The commission is still continuing further work on the case, said Muratov. He expects that a report will eventually be produced that will lead to an investigation of the actions of police at the rally.

Nemtsov sat out 15 days of administrative arrest earlier this month after being convicted of resisting police at the December 31 Strategy 31 rally, and the commission’s findings indicate that the case against him was unlawful. Since the beginning of the proceedings, the oppositionist and his supporters have been accusing the presiding judge of refusing to admit video evidence that would have acquitted Nemtsov of the charges. On January 2, he was sentenced to 15 days in jail.

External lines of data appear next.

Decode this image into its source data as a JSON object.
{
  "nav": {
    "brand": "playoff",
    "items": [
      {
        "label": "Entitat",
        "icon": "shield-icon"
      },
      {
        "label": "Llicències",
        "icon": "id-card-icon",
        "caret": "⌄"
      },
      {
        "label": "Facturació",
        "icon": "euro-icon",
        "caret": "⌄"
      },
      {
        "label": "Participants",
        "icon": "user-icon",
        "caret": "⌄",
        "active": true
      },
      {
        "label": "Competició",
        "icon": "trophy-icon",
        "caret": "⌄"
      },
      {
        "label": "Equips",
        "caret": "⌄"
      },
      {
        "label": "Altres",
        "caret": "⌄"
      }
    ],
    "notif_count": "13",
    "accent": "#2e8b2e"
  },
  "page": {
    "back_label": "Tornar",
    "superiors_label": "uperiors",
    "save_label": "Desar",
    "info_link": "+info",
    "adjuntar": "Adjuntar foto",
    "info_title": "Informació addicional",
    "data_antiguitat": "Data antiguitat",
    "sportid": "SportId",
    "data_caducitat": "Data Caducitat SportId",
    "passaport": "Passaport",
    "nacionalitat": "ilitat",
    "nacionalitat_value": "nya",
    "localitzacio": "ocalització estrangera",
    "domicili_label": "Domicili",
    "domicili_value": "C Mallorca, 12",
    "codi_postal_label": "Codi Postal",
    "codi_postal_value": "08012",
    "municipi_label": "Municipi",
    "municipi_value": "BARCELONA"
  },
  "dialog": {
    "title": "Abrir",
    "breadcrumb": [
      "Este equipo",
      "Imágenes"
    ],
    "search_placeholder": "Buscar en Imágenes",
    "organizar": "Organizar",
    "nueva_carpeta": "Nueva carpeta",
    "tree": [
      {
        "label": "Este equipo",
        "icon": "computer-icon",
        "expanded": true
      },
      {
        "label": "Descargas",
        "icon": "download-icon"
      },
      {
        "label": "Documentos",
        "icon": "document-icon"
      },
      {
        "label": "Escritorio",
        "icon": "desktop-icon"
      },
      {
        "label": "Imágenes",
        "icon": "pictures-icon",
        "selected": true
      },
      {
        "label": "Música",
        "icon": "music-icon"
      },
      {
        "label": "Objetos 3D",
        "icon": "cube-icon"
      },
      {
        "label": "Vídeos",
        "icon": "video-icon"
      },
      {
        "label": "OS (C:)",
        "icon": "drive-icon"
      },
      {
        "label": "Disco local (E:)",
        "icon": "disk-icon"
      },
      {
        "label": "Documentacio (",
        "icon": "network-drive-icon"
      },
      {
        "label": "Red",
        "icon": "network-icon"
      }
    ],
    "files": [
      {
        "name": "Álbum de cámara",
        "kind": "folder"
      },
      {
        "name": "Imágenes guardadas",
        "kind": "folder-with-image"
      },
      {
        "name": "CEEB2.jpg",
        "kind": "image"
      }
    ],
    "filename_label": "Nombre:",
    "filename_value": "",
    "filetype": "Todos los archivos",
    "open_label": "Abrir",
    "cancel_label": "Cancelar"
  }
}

Muratov later announced that he was quitting the Public Council on the Moscow City Police over the scores of detentions on Triumfalnaya Square during the rally. Following Thursday’s announcement, he said he was only continuing work on the special commission.

Nemtsov commented on the commission’s findings on his blog:

The commission carefully studied the Moscow city police’s operation video and the video we tried to show Judge Borovkovaya and in the Tverskoy Regional Court. It turned out that the videos were the same and, after a three-hour analysis, members of the commission were left with no doubt that I had committed no violations.

This shows that my detention and subsequent arrest were illegal.

It’s too bad for [Moscow City Police spokesman Viktor] Biryukov, who continues to weasel his way out of this. On December 31 and at the beginning of January he said that I tried to block Tverskaya and that I organized an unsanctioned rally, and today, when he was backed up against the wall with video materials, didn’t find anything smarter to say than that he wasn’t clear about everything in the materials.

It’s also too bad for [President Dmitri] Medvedev, who said just today that my arrest is not political, and lies “in the judicial sphere.” Dmitri Anatolievich must be aware that the only people arrested on New Year’s Eve night were opposition leaders – Limonov, Kosyakin, Tor, Yashin, and myself. That alone testifies to this being a political order. In general, when the president says in the course of two days that Khodorkovsky was correctly sentenced and the arrests of opposition leaders had no political motive, that’s not a president anyone’s going to believe.